Time Limit:1000MS     Memory Limit:32768KB     64bit IO Format:%I64d & %I64u

Submit   Status

 

 

Description

Ignatius was born in a leap year, so he want to know when he could hold his birthday party. Can you tell him?  

Given a positive integers Y which indicate the start year, and a positive integer N, your task is to tell the Nth leap year from year Y.  

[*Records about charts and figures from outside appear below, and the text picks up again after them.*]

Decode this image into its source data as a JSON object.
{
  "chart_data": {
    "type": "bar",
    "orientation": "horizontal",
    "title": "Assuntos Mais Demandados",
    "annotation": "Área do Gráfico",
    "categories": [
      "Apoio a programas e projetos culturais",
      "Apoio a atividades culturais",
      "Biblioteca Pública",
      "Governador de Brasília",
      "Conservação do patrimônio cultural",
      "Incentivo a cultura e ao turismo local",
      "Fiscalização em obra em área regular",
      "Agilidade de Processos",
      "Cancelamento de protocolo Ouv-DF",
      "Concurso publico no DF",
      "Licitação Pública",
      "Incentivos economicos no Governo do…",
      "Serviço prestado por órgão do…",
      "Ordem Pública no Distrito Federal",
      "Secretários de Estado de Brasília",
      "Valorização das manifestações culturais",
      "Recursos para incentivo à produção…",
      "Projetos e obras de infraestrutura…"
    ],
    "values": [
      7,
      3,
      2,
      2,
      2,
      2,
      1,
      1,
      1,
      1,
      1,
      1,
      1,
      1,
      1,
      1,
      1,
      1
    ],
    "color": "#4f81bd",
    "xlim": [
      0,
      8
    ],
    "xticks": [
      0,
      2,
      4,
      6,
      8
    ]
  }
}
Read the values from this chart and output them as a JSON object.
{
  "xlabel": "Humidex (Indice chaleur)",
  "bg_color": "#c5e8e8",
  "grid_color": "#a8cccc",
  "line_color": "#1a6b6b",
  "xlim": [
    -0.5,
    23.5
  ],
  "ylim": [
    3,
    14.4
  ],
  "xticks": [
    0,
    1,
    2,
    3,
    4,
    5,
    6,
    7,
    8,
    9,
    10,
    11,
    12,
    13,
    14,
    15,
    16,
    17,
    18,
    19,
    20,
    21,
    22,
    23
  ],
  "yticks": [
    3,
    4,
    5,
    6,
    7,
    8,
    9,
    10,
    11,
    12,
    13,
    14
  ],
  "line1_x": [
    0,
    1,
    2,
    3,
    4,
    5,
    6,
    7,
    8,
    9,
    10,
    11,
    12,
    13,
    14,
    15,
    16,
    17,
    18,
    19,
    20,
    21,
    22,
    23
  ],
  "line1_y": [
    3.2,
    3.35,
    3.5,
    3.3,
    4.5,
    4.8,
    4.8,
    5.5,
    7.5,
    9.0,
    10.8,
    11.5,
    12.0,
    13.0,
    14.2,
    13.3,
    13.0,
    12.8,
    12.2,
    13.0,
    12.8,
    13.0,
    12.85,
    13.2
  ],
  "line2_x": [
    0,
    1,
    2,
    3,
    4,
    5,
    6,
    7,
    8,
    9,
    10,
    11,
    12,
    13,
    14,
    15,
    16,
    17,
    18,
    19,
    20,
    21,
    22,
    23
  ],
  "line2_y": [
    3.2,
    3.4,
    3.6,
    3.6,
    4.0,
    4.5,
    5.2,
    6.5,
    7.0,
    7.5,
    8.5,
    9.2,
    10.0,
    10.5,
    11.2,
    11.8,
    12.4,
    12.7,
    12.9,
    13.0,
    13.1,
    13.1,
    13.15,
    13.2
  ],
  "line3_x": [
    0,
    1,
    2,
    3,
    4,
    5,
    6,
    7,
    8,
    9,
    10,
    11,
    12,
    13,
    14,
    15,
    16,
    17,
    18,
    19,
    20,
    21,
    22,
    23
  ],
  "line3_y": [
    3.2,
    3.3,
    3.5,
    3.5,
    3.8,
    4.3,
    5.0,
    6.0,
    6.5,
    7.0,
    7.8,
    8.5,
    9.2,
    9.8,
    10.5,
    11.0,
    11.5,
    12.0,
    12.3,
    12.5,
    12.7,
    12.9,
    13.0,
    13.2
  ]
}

Note: if year Y is a leap year, then the 1st leap year is year Y.  

 

Input

The input contains several test cases. The first line of the input is a single integer T which is the number of test cases. T test cases follow.  
Each test case contains two positive integers Y and N(1<=N<=10000).  

 

Output

For each test case, you should output the Nth leap year from year Y.  

 

Sample Input

     

      3
2005 25
1855 12
2004 10000 
     

 

Sample Output

     

      2108
1904
43236 
     

Hint

 We call year Y a leap year only if (Y%4==0 && Y%100!=0) or Y%400==0. 
         

 

分析

对每个年份进行判定，跑一次循环即可。

 

AC代码如下：

#include <cstdio>
#include <cstring>
#include <algorithm>

using namespace std;

bool isleapyear(int n)
{
    if(n%400 == 0) return true;
    if(n%100 != 0 && n % 4 == 0) return true;
    return false;
}

int main()
{
    int t,y,n;
    scanf("%d",&t);
    while(t--)
    {
        int ans = 0;
        scanf("%d%d",&y,&n);
        if(isleapyear(y)) ans++;
        int yu = y%4;
        y += 4 - yu;                   //对第一个对4%==0的年份进行判定
        if(isleapyear(y)) ans++;
        while(ans < n)
        {
            y += 4;
            if(isleapyear(y)) ans++;   //对每个年份判定
        }
        printf("%d\n",y);
    }
    return 0;
}